Pittsburgh’s AI expertise may give rise to an already growing startup market
Emerging markets tend to go in and out of vogue. First, Austin was the next biggest thing, then Atlanta and, more recently, Miami. Pittsburgh has yet to have its moment, but all the signs are there that it could be next. Having local expertise in the category every VC wants to invest in right now doesn’t hurt, either.
The Steel City has all the ingredients to be a hub for startups: a good university system, a cheaper cost of living — definitely when compared to places like New York and the Bay Area — and a proliferation of seed firms and startup accelerators. Plus, it has seen a homegrown success story in language learning app Duolingo, which went public at a nearly $4 billion valuation in 2021.

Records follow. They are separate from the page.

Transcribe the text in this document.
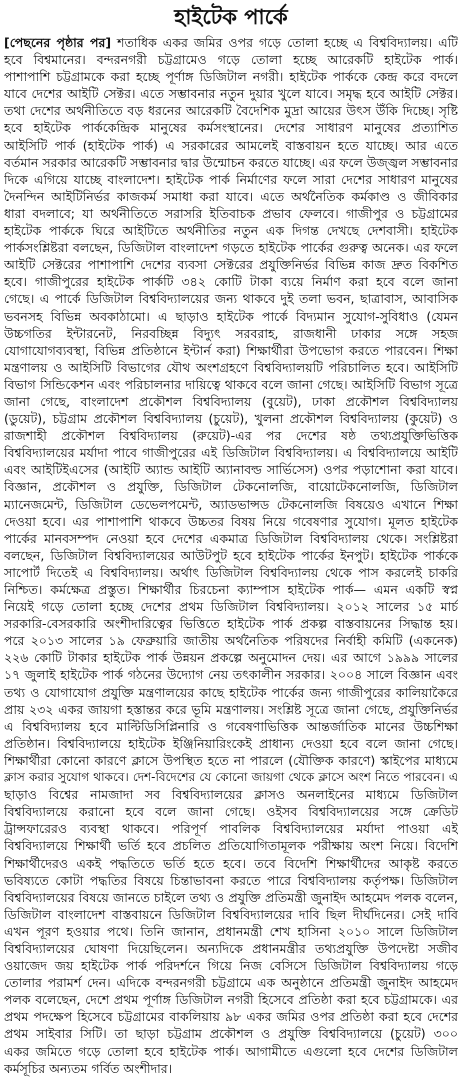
হাইটেক পার্কে
[পেছনের পৃষ্ঠার পর] শতাধিক একর জমির ওপর গড়ে তোলা হচ্ছে এ বিশ্ববিদ্যালয়। এটি
হবে বিশ্বমানের। বন্দরনগরী চট্টগ্রামেও গড়ে তোলা হচ্ছে আরেকটি হাইটেক পার্ক।
পাশাপাশি চট্টগ্রামকে করা হচ্ছে পূর্ণাঙ্গ ডিজিটাল নগরী। হাইটেক পার্ককে কেন্দ্র করে বদলে
যাবে দেশের আইটি সেক্টর। এতে সম্ভাবনার নতুন দুয়ার খুলে যাবে। সমৃদ্ধ হবে আইটি সেক্টর।
তথা দেশের অর্থনীতিতে বড় ধরনের আরেকটি বৈদেশিক মুদ্রা আয়ের উৎস উঁকি দিচ্ছে। সৃষ্টি
হবে হাইটেক পার্ককেন্দ্রিক মানুষের কর্মসংস্থানের। দেশের সাধারণ মানুষের প্রত্যাশিত
আইসিটি পার্ক (হাইটেক পার্ক) এ সরকারের আমলেই বাস্তবায়ন হতে যাচ্ছে। আর এতে
বর্তমান সরকার আরেকটি সম্ভাবনার দ্বার উন্মোচন করতে যাচ্ছে। এর ফলে উজ্জ্বল সম্ভাবনার
দিকে এগিয়ে যাচ্ছে বাংলাদেশ। হাইটেক পার্ক নির্মাণের ফলে সারা দেশের সাধারণ মানুষের
দৈনন্দিন আইটিনির্ভর কাজকর্ম সমাধা করা যাবে। এতে অর্থনৈতিক কর্মকাণ্ড ও জীবিকার
ধারা বদলাবে; যা অর্থনীতিতে সরাসরি ইতিবাচক প্রভাব ফেলবে। গাজীপুর ও চট্টগ্রামের
হাইটেক পার্ককে ঘিরে আইটিতে অর্থনীতির নতুন এক দিগন্ত দেখছে দেশবাসী। হাইটেক
পার্কসংশ্লিষ্টরা বলছেন, ডিজিটাল বাংলাদেশ গড়তে হাইটেক পার্কের গুরুত্ব অনেক। এর ফলে
আইটি সেক্টরের পাশাপাশি দেশের ব্যবসা সেক্টরের প্রযুক্তিনির্ভর বিভিন্ন কাজ দ্রুত বিকশিত
হবে। গাজীপুরের হাইটেক পার্কটি ৩৪২ কোটি টাকা ব্যয়ে নির্মাণ করা হবে বলে জানা
গেছে। এ পার্কে ডিজিটাল বিশ্ববিদ্যালয়ের জন্য থাকবে দুই তলা ভবন, ছাত্রাবাস, আবাসিক
ভবনসহ বিভিন্ন অবকাঠামো। এ ছাড়াও হাইটেক পার্কে বিদ্যমান সুযোগ-সুবিধাও (যেমন
উচ্চগতির ইন্টারনেট, নিরবচ্ছিন্ন বিদ্যুৎ সরবরাহ, রাজধানী ঢাকার সঙ্গে সহজ
যোগাযোগব্যবস্থা, বিভিন্ন প্রতিষ্ঠানে ইন্টার্ন করা) শিক্ষার্থীরা উপভোগ করতে পারবেন। শিক্ষা
মন্ত্রণালয় ও আইসিটি বিভাগের যৌথ অংশগ্রহণে বিশ্ববিদ্যালয়টি পরিচালিত হবে। আইসিটি
বিভাগ সিন্ডিকেশন এবং পরিচালনার দায়িত্বে থাকবে বলে জানা গেছে। আইসিটি বিভাগ সূত্রে
জানা গেছে, বাংলাদেশ প্রকৌশল বিশ্ববিদ্যালয় (বুয়েট), ঢাকা প্রকৌশল বিশ্ববিদ্যালয়
(ডুয়েট), চট্টগ্রাম প্রকৌশল বিশ্ববিদ্যালয় (চুয়েট), খুলনা প্রকৌশল বিশ্ববিদ্যালয় (কুয়েট) ও
রাজশাহী প্রকৌশল বিশ্ববিদ্যালয় (রুয়েট)-এর পর দেশের ষষ্ঠ তথ্যপ্রযুক্তিভিত্তিক
বিশ্ববিদ্যালয়ের মর্যাদা পাবে গাজীপুরের এই ডিজিটাল বিশ্ববিদ্যালয়। এ বিশ্ববিদ্যালয়ে আইটি
এবং আইটিইএসের (আইটি অ্যান্ড আইটি অ্যানাবল্ড সার্ভিসেস) ওপর পড়াশোনা করা যাবে।
বিজ্ঞান, প্রকৌশল ও প্রযুক্তি, ডিজিটাল টেকনোলজি, বায়োটেকনোলজি, ডিজিটাল
ম্যানেজমেন্ট, ডিজিটাল ডেভেলপমেন্ট, অ্যাডভান্সড টেকনোলজি বিষয়েও এখানে শিক্ষা
দেওয়া হবে। এর পাশাপাশি থাকবে উচ্চতর বিষয় নিয়ে গবেষণার সুযোগ। মূলত হাইটেক
পার্কের মানবসম্পদ নেওয়া হবে দেশের একমাত্র ডিজিটাল বিশ্ববিদ্যালয় থেকে। সংশ্লিষ্টরা
বলছেন, ডিজিটাল বিশ্ববিদ্যালয়ের আউটপুট হবে হাইটেক পার্কের ইনপুট। হাইটেক পার্ককে
সাপোর্ট দিতেই এ বিশ্ববিদ্যালয়। অর্থাৎ ডিজিটাল বিশ্ববিদ্যালয় থেকে পাস করলেই চাকরি
নিশ্চিত। কর্মক্ষেত্র প্রস্তুত। শিক্ষার্থীর চিরচেনা ক্যাম্পাস হাইটেক পার্ক— এমন একটি স্বপ্ন
নিয়েই গড়ে তোলা হচ্ছে দেশের প্রথম ডিজিটাল বিশ্ববিদ্যালয়। ২০১২ সালের ১৫ মার্চ
সরকারি-বেসরকারি অংশীদারিত্বের ভিত্তিতে হাইটেক পার্ক প্রকল্প বাস্তবায়নের সিদ্ধান্ত হয়।
পরে ২০১৩ সালের ১৯ ফেব্রুয়ারি জাতীয় অর্থনৈতিক পরিষদের নির্বাহী কমিটি (একনেক)
২২৬ কোটি টাকার হাইটেক পার্ক উন্নয়ন প্রকল্পে অনুমোদন দেয়। এর আগে ১৯৯৯ সালের
১৭ জুলাই হাইটেক পার্ক গঠনের উদ্যোগ নেয় তৎকালীন সরকার। ২০০৪ সালে বিজ্ঞান এবং
তথ্য ও যোগাযোগ প্রযুক্তি মন্ত্রণালয়ের কাছে হাইটেক পার্কের জন্য গাজীপুরের কালিয়াকৈরে
প্রায় ২৩২ একর জায়গা হস্তান্তর করে ভূমি মন্ত্রণালয়। সংশ্লিষ্ট সূত্রে জানা গেছে, প্রযুক্তিনির্ভর
এ বিশ্ববিদ্যালয় হবে মাল্টিডিসিপ্লিনারি ও গবেষণাভিত্তিক আন্তর্জাতিক মানের উচ্চশিক্ষা
প্রতিষ্ঠান। বিশ্ববিদ্যালয়ে হাইটেক ইঞ্জিনিয়ারিংকেই প্রাধান্য দেওয়া হবে বলে জানা গেছে।
শিক্ষার্থীরা কোনো কারণে ক্লাসে উপস্থিত হতে না পারলে (যৌক্তিক কারণে) স্কাইপের মাধ্যমে
ক্লাস করার সুযোগ থাকবে। দেশ-বিদেশের যে কোনো জায়গা থেকে ক্লাসে অংশ নিতে পারবেন। এ
ছাড়াও বিশ্বের নামজাদা সব বিশ্ববিদ্যালয়ের ক্লাসও অনলাইনের মাধ্যমে ডিজিটাল
বিশ্ববিদ্যালয়ে করানো হবে বলে জানা গেছে। ওইসব বিশ্ববিদ্যালয়ের সঙ্গে ক্রেডিট
ট্রান্সফারেরও ব্যবস্থা থাকবে। পরিপূর্ণ পাবলিক বিশ্ববিদ্যালয়ের মর্যাদা পাওয়া এই
বিশ্ববিদ্যালয়ে শিক্ষার্থী ভর্তি হবে প্রচলিত প্রতিযোগিতামূলক পরীক্ষায় অংশ নিয়ে। বিদেশি
শিক্ষার্থীদেরও একই পদ্ধতিতে ভর্তি হতে হবে। তবে বিদেশি শিক্ষার্থীদের আকৃষ্ট করতে
ভবিষ্যতে কোটা পদ্ধতির বিষয়ে চিন্তাভাবনা করতে পারে বিশ্ববিদ্যালয় কর্তৃপক্ষ। ডিজিটাল
বিশ্ববিদ্যালয়ের বিষয়ে জানতে চাইলে তথ্য ও প্রযুক্তি প্রতিমন্ত্রী জুনাইদ আহমেদ পলক বলেন,
ডিজিটাল বাংলাদেশ বাস্তবায়নে ডিজিটাল বিশ্ববিদ্যালয়ের দাবি ছিল দীর্ঘদিনের। সেই দাবি
এখন পূরণ হওয়ার পথে। তিনি জানান, প্রধানমন্ত্রী শেখ হাসিনা ২০১০ সালে ডিজিটাল
বিশ্ববিদ্যালয়ের ঘোষণা দিয়েছিলেন। অন্যদিকে প্রধানমন্ত্রীর তথ্যপ্রযুক্তি উপদেষ্টা সজীব
ওয়াজেদ জয় হাইটেক পার্ক পরিদর্শনে গিয়ে নিজ বেসিসে ডিজিটাল বিশ্ববিদ্যালয় গড়ে
তোলার পরামর্শ দেন। এদিকে বন্দরনগরী চট্টগ্রামে এক অনুষ্ঠানে প্রতিমন্ত্রী জুনাইদ আহমেদ
পলক বলেছেন, দেশে প্রথম পূর্ণাঙ্গ ডিজিটাল নগরী হিসেবে প্রতিষ্ঠা করা হবে চট্টগ্রামকে। এর
প্রথম পদক্ষেপ হিসেবে চট্টগ্রামের বাকলিয়ায় ৯৮ একর জমির ওপর প্রতিষ্ঠা করা হবে দেশের
প্রথম সাইবার সিটি। তা ছাড়া চট্টগ্রাম প্রকৌশল ও প্রযুক্তি বিশ্ববিদ্যালয়ে (চুয়েট) ৩০০
একর জমিতে গড়ে তোলা হবে হাইটেক পার্ক। আগামীতে এগুলো হবে দেশের ডিজিটাল
কর্মসূচির অন্যতম গর্বিত অংশীদার।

Startups in the city raised more than $534 million through December 12, 2022, according to PitchBook, which, while not a lot of capital, is better than 2021, when they raised $336 million. And while the data is not consistently trending up and to the right — there was a huge outlier deal (Uber Advanced Technologies) in 2019 that spiked the yearly investment total to $1.3 billion — venture investors on the ground can feel the city’s potential. (I talked about Pittsburgh’s startup ecosystem on the City Cast Pittsburgh podcast recently in the context of two high-profile startup failures there, Ford- and VW-backed Argo AI and robotic vertical farming outfit Fifth Season. You can give it a listen here.)
Ven Raju, the president and CEO of Innovation Works, a local startup accelerator and seed fund, said he’s seen the market grow 10x in the last decade and 6x in the last three years.
“The ecosystem is on a tremendous upward trajectory,” he added.